Under the influence of teachers' education and our parents, our daughter has a sense of social responsibility. It was also in 199 1 that she saw someone selling tadpoles in the market, and in the name of the squad, she issued an initiative of "Don't catch tadpoles, don't buy tadpoles and let them go home" to the young pioneers and Communist Youth League members in the city. There were floods in many places that summer, and in the name of the squadron, she launched the initiative of "donating school supplies to students in Anhui disaster areas". Results Students in the city donated more than 10,000 yuan 1 school supplies. 1 In the summer of 994, she participated in the summer camp for teenagers' astronomical navigation, and went to Sheshan Astronomical Station to observe the collision between comets and trees, and won the only1special prize for summer camp essay writing. After coming back from summer camp, she asked me about sailing knowledge. I told her that there are no direct flights between the two sides of the Taiwan Strait, and from Shanghai to Taiwan Province Province, we can only go far by way of Hongkong and Tokyo. She published a letter to children in Taiwan Province province in Sailing magazine, suggesting that primary and middle school students in Shanghai and Taiwan Province province take the lead in holding summer camps on the other side-in fact, direct flights are the first step to reunify the motherland!

5. Adhere to the family education principle of combining patient persuasion education with strict requirements, be democratic, not engage in "democratization", and have different opinions, so as to promote the healthy growth of daughters on the road of life.

My family has democracy, but we don't engage in laissez-faire "democratization"; There are praises, but there are also criticisms.

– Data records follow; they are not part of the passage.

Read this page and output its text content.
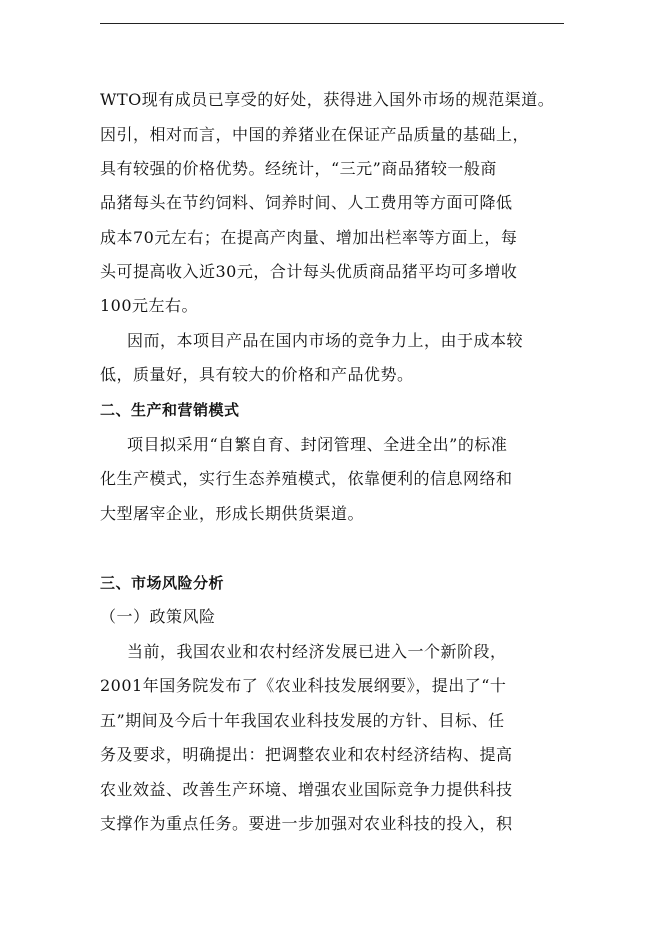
WTO现有成员已享受的好处，获得进入国外市场的规范渠道。
因引，相对而言，中国的养猪业在保证产品质量的基础上，
具有较强的价格优势。经统计，“三元”商品猪较一般商
品猪每头在节约饲料、饲养时间、人工费用等方面可降低
成本70元左右；在提高产肉量、增加出栏率等方面上，每
头可提高收入近30元，合计每头优质商品猪平均可多增收
100元左右。
因而，本项目产品在国内市场的竞争力上，由于成本较
低，质量好，具有较大的价格和产品优势。
二、生产和营销模式
项目拟采用“自繁自育、封闭管理、全进全出”的标准
化生产模式，实行生态养殖模式，依靠便利的信息网络和
大型屠宰企业，形成长期供货渠道。
三、市场风险分析
（一）政策风险
当前，我国农业和农村经济发展已进入一个新阶段，
2001年国务院发布了《农业科技发展纲要》，提出了“十
五”期间及今后十年我国农业科技发展的方针、目标、任
务及要求，明确提出：把调整农业和农村经济结构、提高
农业效益、改善生产环境、增强农业国际竞争力提供科技
支撑作为重点任务。要进一步加强对农业科技的投入，积
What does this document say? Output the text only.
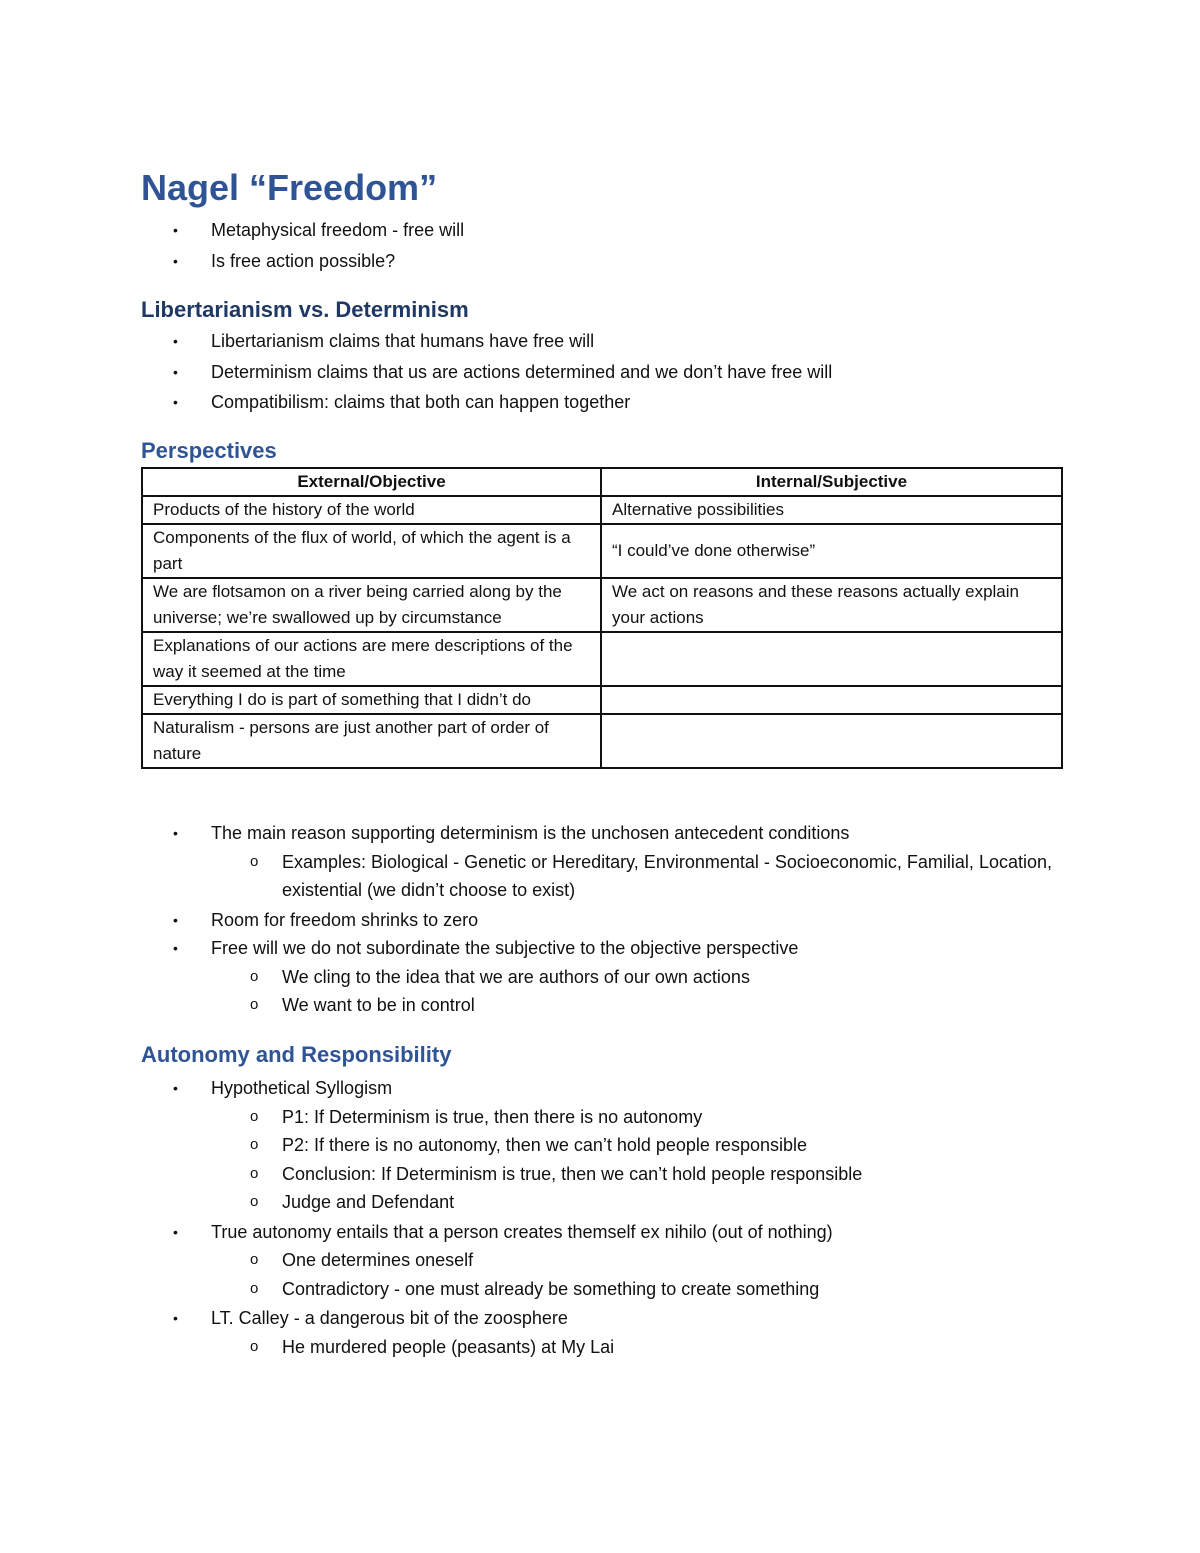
Nagel “Freedom”
• Metaphysical freedom - free will
• Is free action possible?
Libertarianism vs. Determinism
• Libertarianism claims that humans have free will
• Determinism claims that us are actions determined and we don’t have free will
• Compatibilism: claims that both can happen together
Perspectives
External/Objective	Internal/Subjective
Products of the history of the world	Alternative possibilities
Components of the flux of world, of which the agent is a part	“I could’ve done otherwise”
We are flotsamon on a river being carried along by the universe; we’re swallowed up by circumstance	We act on reasons and these reasons actually explain your actions
Explanations of our actions are mere descriptions of the way it seemed at the time	
Everything I do is part of something that I didn’t do	
Naturalism - persons are just another part of order of nature	
• The main reason supporting determinism is the unchosen antecedent conditions
o Examples: Biological - Genetic or Hereditary, Environmental - Socioeconomic, Familial, Location, existential (we didn’t choose to exist)
• Room for freedom shrinks to zero
• Free will we do not subordinate the subjective to the objective perspective
o We cling to the idea that we are authors of our own actions
o We want to be in control
Autonomy and Responsibility
• Hypothetical Syllogism
o P1: If Determinism is true, then there is no autonomy
o P2: If there is no autonomy, then we can’t hold people responsible
o Conclusion: If Determinism is true, then we can’t hold people responsible
o Judge and Defendant
• True autonomy entails that a person creates themself ex nihilo (out of nothing)
o One determines oneself
o Contradictory - one must already be something to create something
• LT. Calley - a dangerous bit of the zoosphere
o He murdered people (peasants) at My Lai
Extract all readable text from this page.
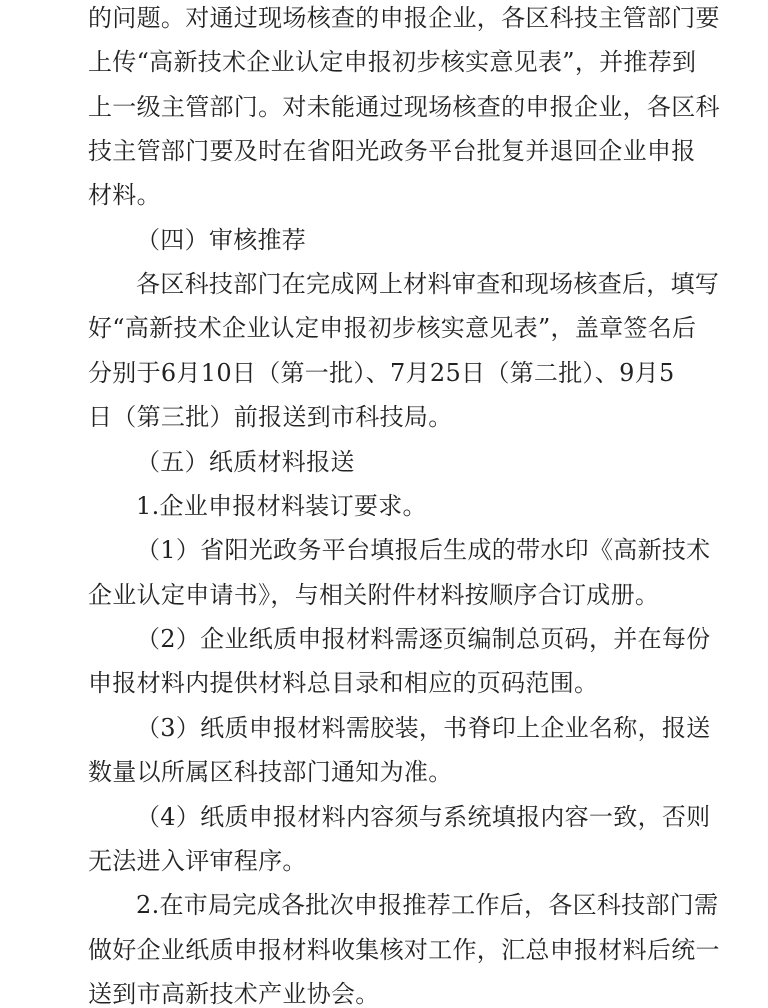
的问题。对通过现场核查的申报企业，各区科技主管部门要
上传“高新技术企业认定申报初步核实意见表”，并推荐到
上一级主管部门。对未能通过现场核查的申报企业，各区科
技主管部门要及时在省阳光政务平台批复并退回企业申报
材料。
（四）审核推荐
各区科技部门在完成网上材料审查和现场核查后，填写
好“高新技术企业认定申报初步核实意见表”，盖章签名后
分别于6月10日（第一批）、7月25日（第二批）、9月5
日（第三批）前报送到市科技局。
（五）纸质材料报送
1.企业申报材料装订要求。
（1）省阳光政务平台填报后生成的带水印《高新技术
企业认定申请书》，与相关附件材料按顺序合订成册。
（2）企业纸质申报材料需逐页编制总页码，并在每份
申报材料内提供材料总目录和相应的页码范围。
（3）纸质申报材料需胶装，书脊印上企业名称，报送
数量以所属区科技部门通知为准。
（4）纸质申报材料内容须与系统填报内容一致，否则
无法进入评审程序。
2.在市局完成各批次申报推荐工作后，各区科技部门需
做好企业纸质申报材料收集核对工作，汇总申报材料后统一
送到市高新技术产业协会。
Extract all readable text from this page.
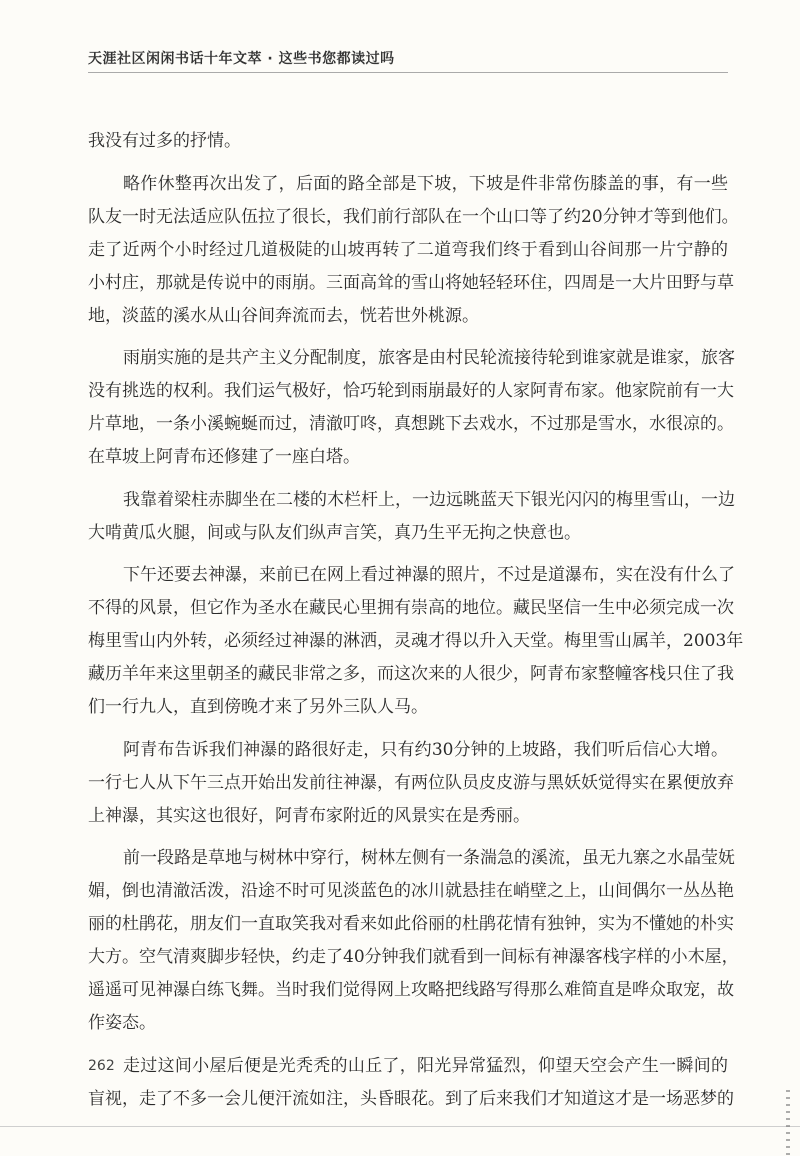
天涯社区闲闲书话十年文萃 · 这些书您都读过吗
我没有过多的抒情。
略作休整再次出发了，后面的路全部是下坡，下坡是件非常伤膝盖的事，有一些
队友一时无法适应队伍拉了很长，我们前行部队在一个山口等了约20分钟才等到他们。
走了近两个小时经过几道极陡的山坡再转了二道弯我们终于看到山谷间那一片宁静的
小村庄，那就是传说中的雨崩。三面高耸的雪山将她轻轻环住，四周是一大片田野与草
地，淡蓝的溪水从山谷间奔流而去，恍若世外桃源。
雨崩实施的是共产主义分配制度，旅客是由村民轮流接待轮到谁家就是谁家，旅客
没有挑选的权利。我们运气极好，恰巧轮到雨崩最好的人家阿青布家。他家院前有一大
片草地，一条小溪蜿蜒而过，清澈叮咚，真想跳下去戏水，不过那是雪水，水很凉的。
在草坡上阿青布还修建了一座白塔。
我靠着梁柱赤脚坐在二楼的木栏杆上，一边远眺蓝天下银光闪闪的梅里雪山，一边
大啃黄瓜火腿，间或与队友们纵声言笑，真乃生平无拘之快意也。
下午还要去神瀑，来前已在网上看过神瀑的照片，不过是道瀑布，实在没有什么了
不得的风景，但它作为圣水在藏民心里拥有崇高的地位。藏民坚信一生中必须完成一次
梅里雪山内外转，必须经过神瀑的淋洒，灵魂才得以升入天堂。梅里雪山属羊，2003年
藏历羊年来这里朝圣的藏民非常之多，而这次来的人很少，阿青布家整幢客栈只住了我
们一行九人，直到傍晚才来了另外三队人马。
阿青布告诉我们神瀑的路很好走，只有约30分钟的上坡路，我们听后信心大增。
一行七人从下午三点开始出发前往神瀑，有两位队员皮皮游与黑妖妖觉得实在累便放弃
上神瀑，其实这也很好，阿青布家附近的风景实在是秀丽。
前一段路是草地与树林中穿行，树林左侧有一条湍急的溪流，虽无九寨之水晶莹妩
媚，倒也清澈活泼，沿途不时可见淡蓝色的冰川就悬挂在峭壁之上，山间偶尔一丛丛艳
丽的杜鹃花，朋友们一直取笑我对看来如此俗丽的杜鹃花情有独钟，实为不懂她的朴实
大方。空气清爽脚步轻快，约走了40分钟我们就看到一间标有神瀑客栈字样的小木屋，
遥遥可见神瀑白练飞舞。当时我们觉得网上攻略把线路写得那么难简直是哗众取宠，故
作姿态。
走过这间小屋后便是光秃秃的山丘了，阳光异常猛烈，仰望天空会产生一瞬间的
盲视，走了不多一会儿便汗流如注，头昏眼花。到了后来我们才知道这才是一场恶梦的
262
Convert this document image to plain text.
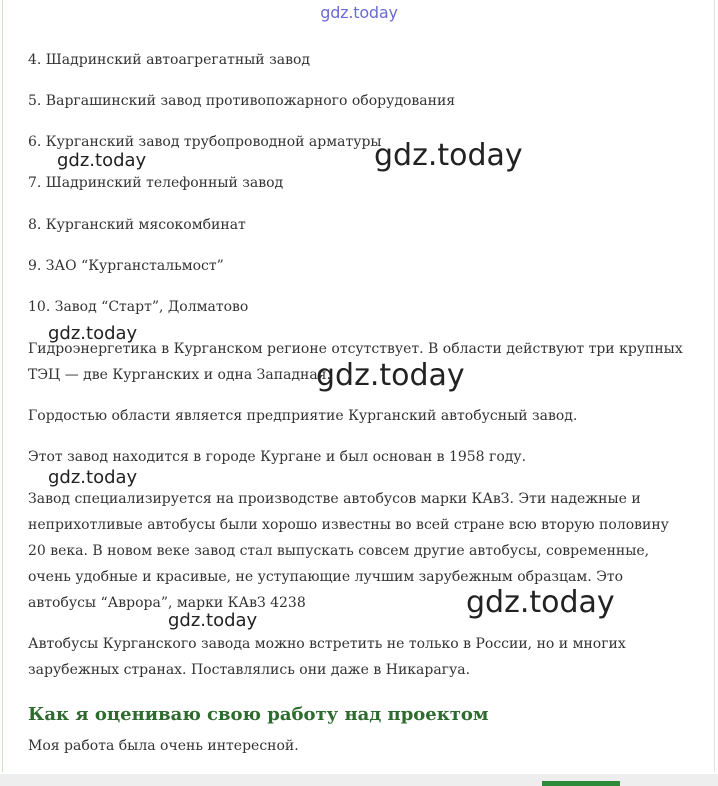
gdz.today

4. Шадринский автоагрегатный завод

5. Варгашинский завод противопожарного оборудования

6. Курганский завод трубопроводной арматуры

7. Шадринский телефонный завод

8. Курганский мясокомбинат

9. ЗАО “Курганстальмост”

10. Завод “Старт”, Долматово

Гидроэнергетика в Курганском регионе отсутствует. В области действуют три крупных ТЭЦ — две Курганских и одна Западная.

Гордостью области является предприятие Курганский автобусный завод.

Этот завод находится в городе Кургане и был основан в 1958 году.

Завод специализируется на производстве автобусов марки КАвЗ. Эти надежные и неприхотливые автобусы были хорошо известны во всей стране всю вторую половину 20 века. В новом веке завод стал выпускать совсем другие автобусы, современные, очень удобные и красивые, не уступающие лучшим зарубежным образцам. Это автобусы “Аврора”, марки КАвЗ 4238

Автобусы Курганского завода можно встретить не только в России, но и многих зарубежных странах. Поставлялись они даже в Никарагуа.

Как я оцениваю свою работу над проектом

Моя работа была очень интересной.

gdz.today	gdz.today
gdz.today
gdz.today
gdz.today
gdz.today
gdz.today
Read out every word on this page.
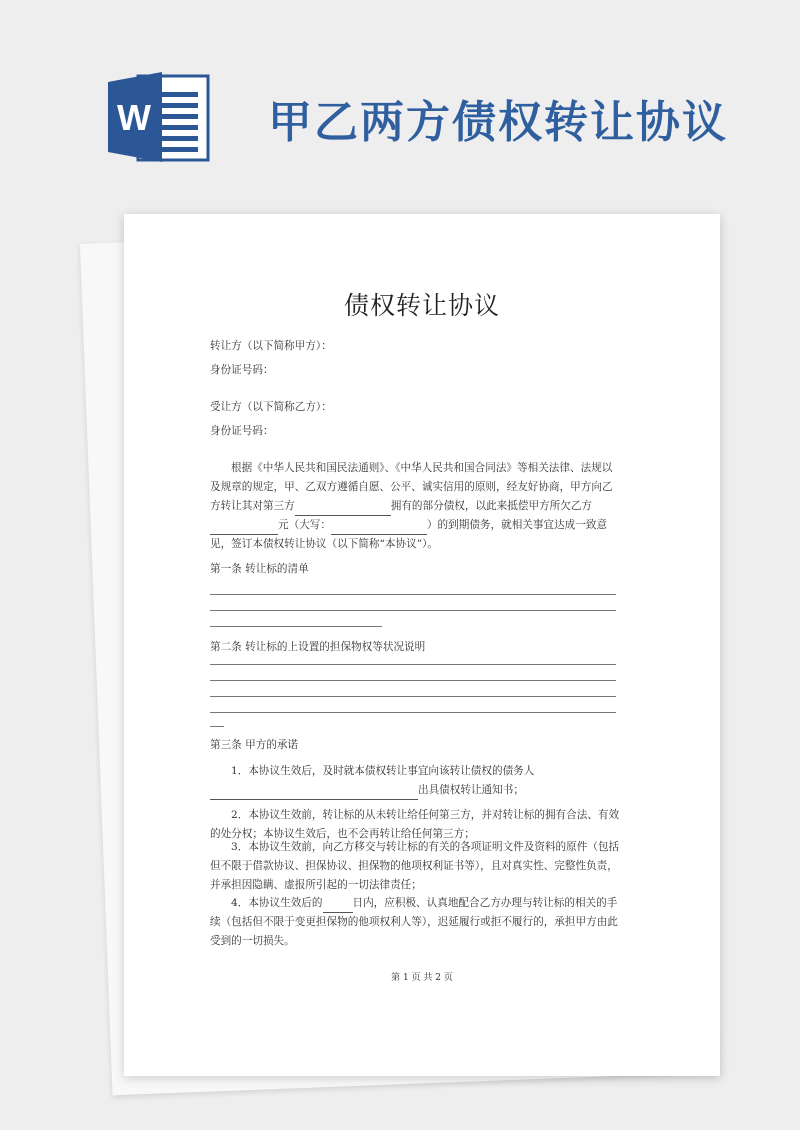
W	甲乙两方债权转让协议
债权转让协议
转让方（以下简称甲方）：
身份证号码：
受让方（以下简称乙方）：
身份证号码：
根据《中华人民共和国民法通则》、《中华人民共和国合同法》等相关法律、法规以及规章的规定，甲、乙双方遵循自愿、公平、诚实信用的原则，经友好协商，甲方向乙方转让其对第三方	拥有的部分债权，以此来抵偿甲方所欠乙方元（大写：	）的到期债务，就相关事宜达成一致意见，签订本债权转让协议（以下简称“本协议”）。
第一条 转让标的清单
第二条 转让标的上设置的担保物权等状况说明
第三条 甲方的承诺
1．本协议生效后，及时就本债权转让事宜向该转让债权的债务人
出具债权转让通知书；
2．本协议生效前，转让标的从未转让给任何第三方，并对转让标的拥有合法、有效的处分权；本协议生效后，也不会再转让给任何第三方；
3．本协议生效前，向乙方移交与转让标的有关的各项证明文件及资料的原件（包括但不限于借款协议、担保协议、担保物的他项权利证书等），且对真实性、完整性负责，并承担因隐瞒、虚报所引起的一切法律责任；
4．本协议生效后的	日内，应积极、认真地配合乙方办理与转让标的相关的手续（包括但不限于变更担保物的他项权利人等），迟延履行或拒不履行的，承担甲方由此受到的一切损失。
第 1 页 共 2 页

After four student magazines in Shaanxi, Hunan, Shanghai and Jilin reported her daughter's deeds, her daughter suddenly received more than 30 letters from all over the country and was about to reply. At that time, school started, and I gave her advice: don't affect her study, and wait for the rest day to reply in batches; Now that you are a middle school girl, don't write back to a strange adult man. She is obedient, takes time to study, and only answers one or two letters when she is free. She also ignored some letters promoting superstition or engaging in "serial" activities. After a senior high school entrance examination, she proudly said to me, "I did better than three books." It's really cool. " I found that her mood was wrong and pointed out to her, "You are not competing, but jealous that others did better than you." The real competition is to want to do better than others, not to want others to do worse than themselves. "the daughter asked," isn't this the same? " I analyzed and said, "It's different. I hope others do worse than myself, so you can't help others. I hope that if you do better than others, you may help students who are worse than yourself. "I criticized her for being too selfish on this issue. She repeatedly said: "I admit my mistake, can't I just do it?" I said, "It's not enough to admit your mistakes. You must change it. "She agreed.